Comment nous avons traduit 118 pages en 30 langues pour 22 $ chacune
Traduire un site Web en 30 langues pour 660 $ (et pourquoi la qualité était bonne)
Le mois dernier, nous avons livré un projet qui aurait coûté entre 150 000 $ et 300 000 $ via une agence de traduction traditionnelle. Nous l'avons fait pour 660 $ au total. C'est 118 pages traduites en 30 langues à environ 22 $ par langue. Non, ce n'est pas une faute de frappe. Et non, la qualité n'était pas horrible.
Je veux vous expliquer exactement comment nous avons réussi ce tour de force -- l'architecture, les outils, l'ingénierie des prompts, le processus d'assurance qualité, et les vrais compromis. Parce que bon marché ne doit pas signifier mauvais, mais cela signifie que vous devez être intelligent sur l'endroit où vous investissez vos efforts.
Table des matières
- L'étendue du projet
- Pourquoi la traduction traditionnelle est si chère
- Notre architecture de traduction IA
- L'ingénierie des prompts qui compte vraiment
- Ventilation des coûts : où vont les 22 $
- Assurance qualité sans locuteurs natifs
- Implémentation technique en Next.js
- Ce que la traduction IA se trompe
- Quand vous devriez toujours payer pour une traduction humaine
- FAQ
L'étendue du projet
Le client était une entreprise B2B SaaS en expansion sur les marchés européens, asiatiques et latino-américains. Son site marketing contenait 118 pages : pages d'accueil, pages de fonctionnalités, articles de blog, pages légales et documentation. Le contenu était originellement en anglais.
Les langues cibles comprenaient les suspects habituels -- l'espagnol, le français, l'allemand, le japonais, le coréen, le mandarin -- plus certaines qui sont plus difficiles à trouver des traducteurs pour, comme l'estonien, le letton, le lituanien et le slovène. Trente langues au total.
Un rapide calcul sur le volume de contenu :
| Métrique | Nombre |
|---|---|
| Pages totales | 118 |
| Mots moyens par page | ~620 |
| Mots anglais totaux | ~73 160 |
| Mots traduits totaux | ~2 194 800 (73 160 × 30) |
| Langues | 30 |
| Coût total | ~660 $ |
| Coût par langue | ~22 $ |
| Coût par mot (traduit) | 0,0003 $ |
Pour contextualiser, la traduction humaine professionnelle coûte généralement 0,10 $ à 0,30 $ par mot selon la paire de langues. Au point médian de 0,20 $/mot, on regarderait 14 632 $ par langue ou 438 960 $ au total. Même les agences budgétaires qui utilisent la traduction automatique avec une légère révision humaine facturent 0,05-0,08 $ par mot.
Pourquoi la traduction traditionnelle est si chère
Je ne veux pas critiquer l'industrie de la traduction. Les traducteurs humains font un travail incroyable, et pour certains types de contenu, il n'y a pas de substitut. Mais voici ce qui motive le coût :
Les modèles de tarification au mot ont été conçus pour un monde où chaque mot nécessitait un effort cognitif humain. Un traducteur peut traiter 2 000-3 000 mots par jour pour le contenu technique. À 73 160 mots, cela représente 24-36 jours-traducteur par langue. Multiplié par 30 langues et vous regardez 720-1 080 jours-personne de travail.
Les paires de langues rares coûtent plus cher. Trouver un traducteur technique de qualité anglais-vers-letton n'est pas facile. L'offre et la demande jouent un rôle.
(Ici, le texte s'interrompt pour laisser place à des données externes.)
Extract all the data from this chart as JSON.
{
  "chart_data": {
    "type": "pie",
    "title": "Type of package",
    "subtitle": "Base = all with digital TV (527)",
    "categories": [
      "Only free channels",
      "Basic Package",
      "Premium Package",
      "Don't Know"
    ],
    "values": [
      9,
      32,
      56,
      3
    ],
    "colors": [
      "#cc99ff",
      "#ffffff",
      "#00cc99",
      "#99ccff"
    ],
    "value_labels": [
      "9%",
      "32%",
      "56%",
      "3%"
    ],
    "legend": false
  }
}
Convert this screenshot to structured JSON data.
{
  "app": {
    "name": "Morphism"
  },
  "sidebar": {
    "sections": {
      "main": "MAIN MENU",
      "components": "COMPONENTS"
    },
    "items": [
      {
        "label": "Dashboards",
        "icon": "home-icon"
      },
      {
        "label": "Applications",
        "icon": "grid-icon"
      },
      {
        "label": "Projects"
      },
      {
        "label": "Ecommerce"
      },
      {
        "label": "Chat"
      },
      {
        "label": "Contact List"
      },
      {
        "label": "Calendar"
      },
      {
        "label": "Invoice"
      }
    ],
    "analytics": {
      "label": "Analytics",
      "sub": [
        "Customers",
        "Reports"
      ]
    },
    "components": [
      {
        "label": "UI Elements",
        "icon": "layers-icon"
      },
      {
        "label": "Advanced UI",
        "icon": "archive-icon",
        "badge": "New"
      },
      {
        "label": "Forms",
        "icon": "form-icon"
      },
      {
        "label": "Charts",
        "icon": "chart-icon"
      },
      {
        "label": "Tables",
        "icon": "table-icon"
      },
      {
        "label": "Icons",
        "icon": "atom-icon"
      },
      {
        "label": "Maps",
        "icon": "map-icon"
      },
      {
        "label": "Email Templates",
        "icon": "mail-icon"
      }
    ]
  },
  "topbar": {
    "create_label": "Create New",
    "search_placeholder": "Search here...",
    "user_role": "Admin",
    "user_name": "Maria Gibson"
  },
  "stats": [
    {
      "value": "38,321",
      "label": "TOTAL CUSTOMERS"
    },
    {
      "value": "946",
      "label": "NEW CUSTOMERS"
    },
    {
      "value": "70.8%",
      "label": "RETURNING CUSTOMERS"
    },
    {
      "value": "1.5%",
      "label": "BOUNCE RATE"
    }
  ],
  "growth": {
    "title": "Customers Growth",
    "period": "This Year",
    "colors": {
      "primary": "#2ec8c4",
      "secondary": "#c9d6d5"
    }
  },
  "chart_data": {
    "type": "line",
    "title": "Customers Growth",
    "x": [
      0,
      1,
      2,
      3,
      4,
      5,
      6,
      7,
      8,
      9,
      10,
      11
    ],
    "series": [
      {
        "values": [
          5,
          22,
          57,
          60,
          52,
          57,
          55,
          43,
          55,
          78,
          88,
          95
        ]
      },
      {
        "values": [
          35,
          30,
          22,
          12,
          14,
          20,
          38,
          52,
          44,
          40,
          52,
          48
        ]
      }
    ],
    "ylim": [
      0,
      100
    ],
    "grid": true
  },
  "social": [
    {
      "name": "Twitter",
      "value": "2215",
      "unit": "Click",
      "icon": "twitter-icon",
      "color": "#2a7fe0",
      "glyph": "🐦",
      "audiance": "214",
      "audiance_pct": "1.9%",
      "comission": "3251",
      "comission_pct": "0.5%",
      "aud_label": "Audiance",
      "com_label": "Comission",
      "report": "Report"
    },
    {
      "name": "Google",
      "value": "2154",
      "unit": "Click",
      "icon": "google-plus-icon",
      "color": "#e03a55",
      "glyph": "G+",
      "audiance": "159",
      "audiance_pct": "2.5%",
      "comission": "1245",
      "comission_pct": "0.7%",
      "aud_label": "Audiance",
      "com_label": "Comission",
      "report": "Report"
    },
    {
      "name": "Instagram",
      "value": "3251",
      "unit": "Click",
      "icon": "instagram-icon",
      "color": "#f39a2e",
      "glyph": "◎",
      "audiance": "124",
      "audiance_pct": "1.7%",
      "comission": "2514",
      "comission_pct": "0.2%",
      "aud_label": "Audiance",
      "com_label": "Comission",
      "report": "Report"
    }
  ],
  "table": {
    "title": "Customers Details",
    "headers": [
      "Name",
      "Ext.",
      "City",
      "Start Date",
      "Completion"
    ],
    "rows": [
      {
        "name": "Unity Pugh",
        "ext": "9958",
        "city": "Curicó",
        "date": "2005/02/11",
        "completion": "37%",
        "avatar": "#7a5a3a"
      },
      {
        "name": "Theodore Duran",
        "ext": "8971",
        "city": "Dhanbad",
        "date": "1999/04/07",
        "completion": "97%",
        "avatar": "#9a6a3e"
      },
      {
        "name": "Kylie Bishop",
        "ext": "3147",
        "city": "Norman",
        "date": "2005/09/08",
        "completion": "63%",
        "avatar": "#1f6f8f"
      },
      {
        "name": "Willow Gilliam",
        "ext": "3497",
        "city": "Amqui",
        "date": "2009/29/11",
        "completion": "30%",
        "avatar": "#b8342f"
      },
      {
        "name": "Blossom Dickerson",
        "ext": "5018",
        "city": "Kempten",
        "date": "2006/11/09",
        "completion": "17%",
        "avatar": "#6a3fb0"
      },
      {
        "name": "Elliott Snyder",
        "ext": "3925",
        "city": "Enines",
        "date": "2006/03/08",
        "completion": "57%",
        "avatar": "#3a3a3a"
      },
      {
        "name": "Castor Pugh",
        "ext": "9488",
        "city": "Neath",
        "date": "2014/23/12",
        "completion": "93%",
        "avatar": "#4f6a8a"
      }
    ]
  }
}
L'overhead de gestion de projet est réel. Les agences de traduction ont des chefs de projet qui coordonnent entre les traducteurs, les réviseurs et les clients. Cet overhead se bake dans le tarif au mot.
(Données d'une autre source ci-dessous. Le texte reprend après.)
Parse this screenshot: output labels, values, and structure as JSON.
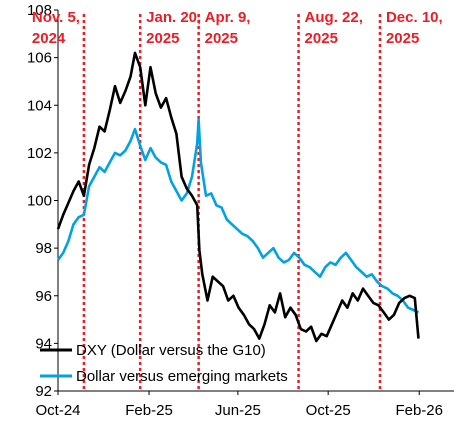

Le changement de contexte coûte du temps. Un traducteur travaillant sur votre texte marketing doit comprendre votre voix de marque, votre terminologie produit et votre audience. Ce temps de montée en charge se répartit sur le projet, mais c'est réel.
Aucun de cela n'est gaspillé -- c'est juste cher. Et pour une entreprise testant de nouveaux marchés, dépenser 400 000 $ en traduction avant d'avoir validé l'ajustement produit-marché dans ces régions est une pilule difficile à avaler.
Notre architecture de traduction IA
Voici le système que nous avons construit. Ce n'est pas un simple appel API -- c'est un pipeline.
Étape 1 : Extraction de contenu et segmentation
Le site a été construit avec Next.js, ce qui a facilité notre travail. Tout le contenu vivait dans des fichiers de données structurées (MDX pour les articles de blog, JSON pour les chaînes UI, et le contenu structuré d'un CMS sans tête).
Nous avons écrit un script qui a analysé toutes les sources de contenu et produit un format intermédiaire normalisé :
interface TranslationUnit {
id: string; // clé unique comme "homepage.hero.title"
source: string; // texte anglais
context: string; // où cela apparaît (page, section)
type: 'heading' | 'paragraph' | 'ui-string' | 'legal' | 'meta';
maxLength?: number; // pour les chaînes UI avec contraintes d'espace
glossaryTerms: string[]; // termes spécifiques au produit trouvés dans cette unité
}
C'est critique. Vous ne voulez pas jeter des pages entières à un LLM et espérer le meilleur. Segmenter le contenu en unités de traduction vous donne le contrôle sur le contexte, vous permet de traiter différents types de contenu différemment, et rend les mises à jour incrémentielles possibles plus tard.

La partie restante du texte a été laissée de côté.